From what I have seen recently, Google does seem to have a handle on the problem now. Haven't stumbled over any proxy urls for a few weeks at least.

incrediBILL




msg:3633879
 7:46 am on Apr 24, 2008 (gmt 0)

From the lack of response to this thread it's easy to draw a conclusion that proxy hijacking in Google isn't much of a problem anymore.

Yahoo on the other hand, but that's a different thread ;)

tshirtdeal




msg:3633881
 7:46 am on Apr 24, 2008 (gmt 0)

You guys are good....keep up the fight!

man in poland




msg:3633942
 9:31 am on Apr 24, 2008 (gmt 0)

I certainly have noticed the number and ranking of proxy pages has dramatically receeded in recent weeks. The only issue that still seems to remain are pages which are BLOCKED BY ROBOTS.TXT on the original site still being indexed under the proxy server domain (because Google simply looks for the robots.txt file on the proxy server domain).

I find this a particular problem because I often like to block a directory with robots.txt for a few days or weeks, and only 'open it up' to search engines once any bugs are fixed - however the proxy server may have got there first, and Google still seems to think that this means that the proxy domain is the original source of the content (based on indexing date, I assume) rather than mine (the original).

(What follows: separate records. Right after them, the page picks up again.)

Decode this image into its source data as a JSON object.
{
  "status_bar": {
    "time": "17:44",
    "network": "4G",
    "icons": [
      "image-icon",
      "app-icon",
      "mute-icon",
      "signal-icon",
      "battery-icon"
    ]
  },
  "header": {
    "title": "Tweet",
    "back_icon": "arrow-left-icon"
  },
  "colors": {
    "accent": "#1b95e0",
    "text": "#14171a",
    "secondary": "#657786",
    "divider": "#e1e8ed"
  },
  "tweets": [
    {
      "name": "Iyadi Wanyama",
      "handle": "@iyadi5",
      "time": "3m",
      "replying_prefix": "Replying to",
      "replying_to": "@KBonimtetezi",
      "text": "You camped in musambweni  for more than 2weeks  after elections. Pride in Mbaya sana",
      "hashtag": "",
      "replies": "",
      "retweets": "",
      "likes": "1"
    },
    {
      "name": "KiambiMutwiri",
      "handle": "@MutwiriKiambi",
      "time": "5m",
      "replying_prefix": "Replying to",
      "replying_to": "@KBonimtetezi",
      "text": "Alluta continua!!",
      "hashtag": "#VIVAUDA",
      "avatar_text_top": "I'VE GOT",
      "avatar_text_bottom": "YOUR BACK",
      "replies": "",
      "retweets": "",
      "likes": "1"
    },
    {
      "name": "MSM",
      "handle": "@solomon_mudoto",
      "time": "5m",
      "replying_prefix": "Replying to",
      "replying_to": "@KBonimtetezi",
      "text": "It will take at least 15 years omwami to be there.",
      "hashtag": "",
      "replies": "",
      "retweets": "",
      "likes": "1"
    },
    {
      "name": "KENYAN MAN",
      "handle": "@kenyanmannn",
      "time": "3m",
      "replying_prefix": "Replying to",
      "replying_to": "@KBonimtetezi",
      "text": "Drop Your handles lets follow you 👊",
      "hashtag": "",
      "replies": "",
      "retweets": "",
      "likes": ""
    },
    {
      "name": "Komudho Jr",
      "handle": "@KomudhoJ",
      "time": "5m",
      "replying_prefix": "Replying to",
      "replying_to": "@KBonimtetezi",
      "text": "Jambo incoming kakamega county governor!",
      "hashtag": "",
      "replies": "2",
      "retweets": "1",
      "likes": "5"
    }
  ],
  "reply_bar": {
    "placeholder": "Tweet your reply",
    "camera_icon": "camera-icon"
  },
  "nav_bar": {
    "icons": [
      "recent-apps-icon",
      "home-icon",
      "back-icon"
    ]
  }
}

Has anyone else observed this?

anallawalla




msg:3633981
 10:20 am on Apr 24, 2008 (gmt 0)

I too can confirm that I can no longer see indexed proxied pages with inurl. I saw them sa recently as two or three weeks ago.

oddsod




msg:3634058
 12:38 pm on Apr 24, 2008 (gmt 0)

If you say so that's good enough for me, incrediBILL. Thanks for staying on the case.

Oliver Henniges




msg:3634433
 7:45 pm on Apr 24, 2008 (gmt 0)

What a pitty: I was almost at the point where I began to understand enough of this matter to seriously damage my competitors;)

Just kidding.

Thank you very much for your efforts and for sharing your findings with us all the time, incrediBILL. Does it also apply to this apparently new form of hijacking, which we recently discussed at length in this thread [webmasterworld.com]?

DanThies




msg:3637285
 3:18 am on Apr 29, 2008 (gmt 0)

I agree, Bill.

There are still some cases where it can happen, but it looks more like a "shoot yourself in the foot" kind of issue now. Your site has to be very untrusted.

activeco




msg:3642804
 1:17 pm on May 6, 2008 (gmt 0)

There are probably a lot more proxies that you can't detect as "a proxy" at all; e.g. http://example.com/ returning http: // mysite.com without 301 or 302.
I would like to see some examples clouding the rankings.